Tropical Soils and Agriculture
Tropical soils can seem paradoxical. The forests growing on them are spectacularly productive, yet the soils themselves tend to be nutrient-poor. The dominant soil type in wet tropical lowlands, called oxisol, has low capacity to hold onto nutrients. Minerals get washed deep into the ground by heavy rain, and what remains is rich in iron and aluminum oxides, giving the soil its characteristic reddish color. These soils also hold less water than you might expect given how much rain falls on them.
In an intact forest, nutrients cycle rapidly: fallen leaves decompose fast in the heat and humidity, and roots absorb nutrients almost immediately. When the forest is cleared, that cycle breaks. Without the canopy and root network, soils lose fertility quickly, which is one reason slash-and-burn agriculture traditionally involves moving to a new plot every few years.
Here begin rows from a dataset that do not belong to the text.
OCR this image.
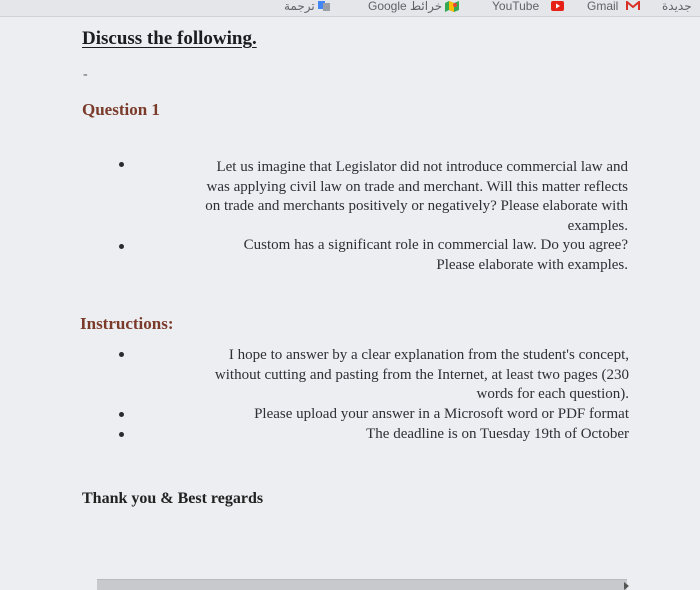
ترجمة	Google خرائط	YouTube	Gmail	جديدة
Discuss the following.
-
Question 1
Let us imagine that Legislator did not introduce commercial law and
was applying civil law on trade and merchant. Will this matter reflects
on trade and merchants positively or negatively? Please elaborate with
examples.
Custom has a significant role in commercial law. Do you agree?
Please elaborate with examples.
Instructions:
I hope to answer by a clear explanation from the student's concept,
without cutting and pasting from the Internet, at least two pages (230
words for each question).
Please upload your answer in a Microsoft word or PDF format
The deadline is on Tuesday 19th of October
Thank you & Best regards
Despite these soil challenges, the tropics produce some of the world’s most important crops. Bananas, breadfruit, oil palms, avocados, sago palm, and peach palm all thrive in the year-round warmth. Coffee, cacao, sugarcane, and rice are also heavily associated with tropical agriculture. Perennial oilseed crops like oil palms and Brazil nuts are particularly productive here, and starchy staples like bananas and breadfruit rank among the highest-yielding food crops anywhere.
Health Considerations
The same warmth and moisture that support rich ecosystems also create ideal conditions for disease-carrying insects and waterborne pathogens. Malaria, dengue fever, and yellow fever are all transmitted by mosquitoes that breed prolifically in tropical humidity. Parasitic infections, fungal diseases, and heat-related illness are also more common in this zone.
The term “tropical disease” formally covers any communicable or noncommunicable condition linked to the environmental conditions between the Tropics of Cancer and Capricorn, including those driven by heat, humidity, and altitude. That breadth matters: it’s not only infectious diseases but also nutritional deficiencies and environmental health problems that cluster in these regions, often compounded by limited healthcare infrastructure.
How Climate Change Affects the Tropics
Tropical regions are already warm, so even small temperature increases can push conditions past the thresholds that plants and animals tolerate. Coral reefs bleach when ocean temperatures rise just 1–2°C above their normal summer maximum. Tropical forests face compounding threats from deforestation, drought intensification, and shifting rainfall patterns that can turn wet forests into drier, fire-prone landscapes.
For the billions of people living in the tropics, changes in monsoon timing and intensity directly affect food production and water supply. A delayed monsoon can devastate rice harvests across South and Southeast Asia. More intense rainfall events increase flooding and landslide risk in mountainous tropical terrain. Because so much of the world’s biodiversity and agricultural output is concentrated in this zone, what happens in the tropics has outsized consequences for the entire planet.